It’s not uncommon to arrive at an impasse when negotiating the security deposit for a commercial office lease, since it can often be the final business point to negotiate during the proposal process following the landlord’s review of the tenant’s financials. So what do you do when the landlord proposes a security deposit that’s substantially higher than your expectations or capabilities?
It’s first important to understand how the landlord arrives at their determination. To say building owners are somewhat risk adverse is like saying fish prefer to swim in water. Different factors motivate different ownerships, but generally they’re looking for a security instrument that will cover at least a portion of the following in the event of a default:
• Transaction expenses such as brokerage commissions and legal expenses
• Tenant Improvement Allowance / Construction & design costs
• Vacancy loss (as landlord relets premises)
How big that portion is will depend on the tenant’s credit: several factors include the length of the tenant’s operating history, existing debt obligations, burn rate (if investor-backed), profitability and current cash position.
Here are a few solutions you can propose to overcome a deadlock when there’s disagreement in the security deposit:
• Burn Down: Propose a structure whereby the cash security deposit burns down over time, either in the form of a rental credit or a return of the cash. Example: the security deposit amount burns down by one month for every year the tenant makes timely rental payments.
• Irrevocable Letter of Credit (LOC): In lieu of a cash security deposit, a landlord may agree to the tenant securing the lease with an LOC. The main advantage to this is that the cash stays on your balance sheet and is thus deployable for salaries and operating expenses. In the event of a default, the landlord may draw upon the LOC at which point it becomes a liability; however, until then it’s simply an off balance sheet disclosure.

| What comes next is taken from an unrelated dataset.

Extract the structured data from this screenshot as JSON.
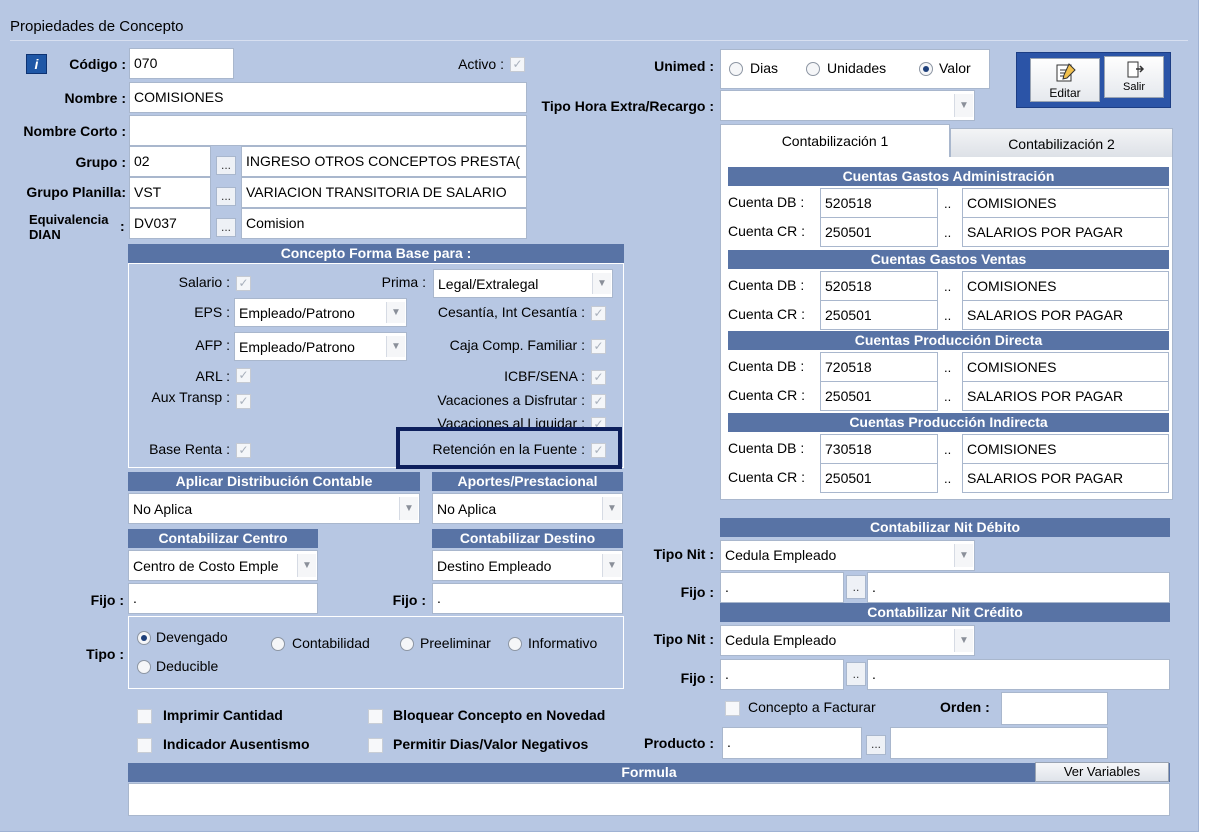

• Cash Security Deposit / Pre-paid rent: This is a hybrid of the Burn Down. Example: give the landlord a one month cash security deposit and prepay 6 months’ rent in advance.
• Good Guy Clause (GGC): This is a great solution for start-ups with limited cash and a short operating history, and landlords who are worried about a costly eviction process if the tenant defaults. Basically, an individual signs a personal guarantee with the landlord that’s terminated as long as the tenant agrees to vacate the premises and leave it in good condition if they can no longer afford to pay rent. Read more about the GGC here.
Even with the above solutions, a landlord and tenant are still too far apart on terms. Revisit the path your landlord took in determining the dollar amount, and consider ways to reduce their economic exposure. Perhaps you could take the premises “as is” and defer tenant improvements until later, or your broker could agree to defer their commission until a later date (personally, I do this for startups often).
Finally, you may simply need to consider a different property with a different ownership structure that is less risk-adverse, or perhaps a co-working space until your company matures (read “Co-working: the good, the bad and the kombucha keg”).
In closing, it’s important to agree to the security deposit early on in the process so you do not waste time if you ultimately arrive at an impasse.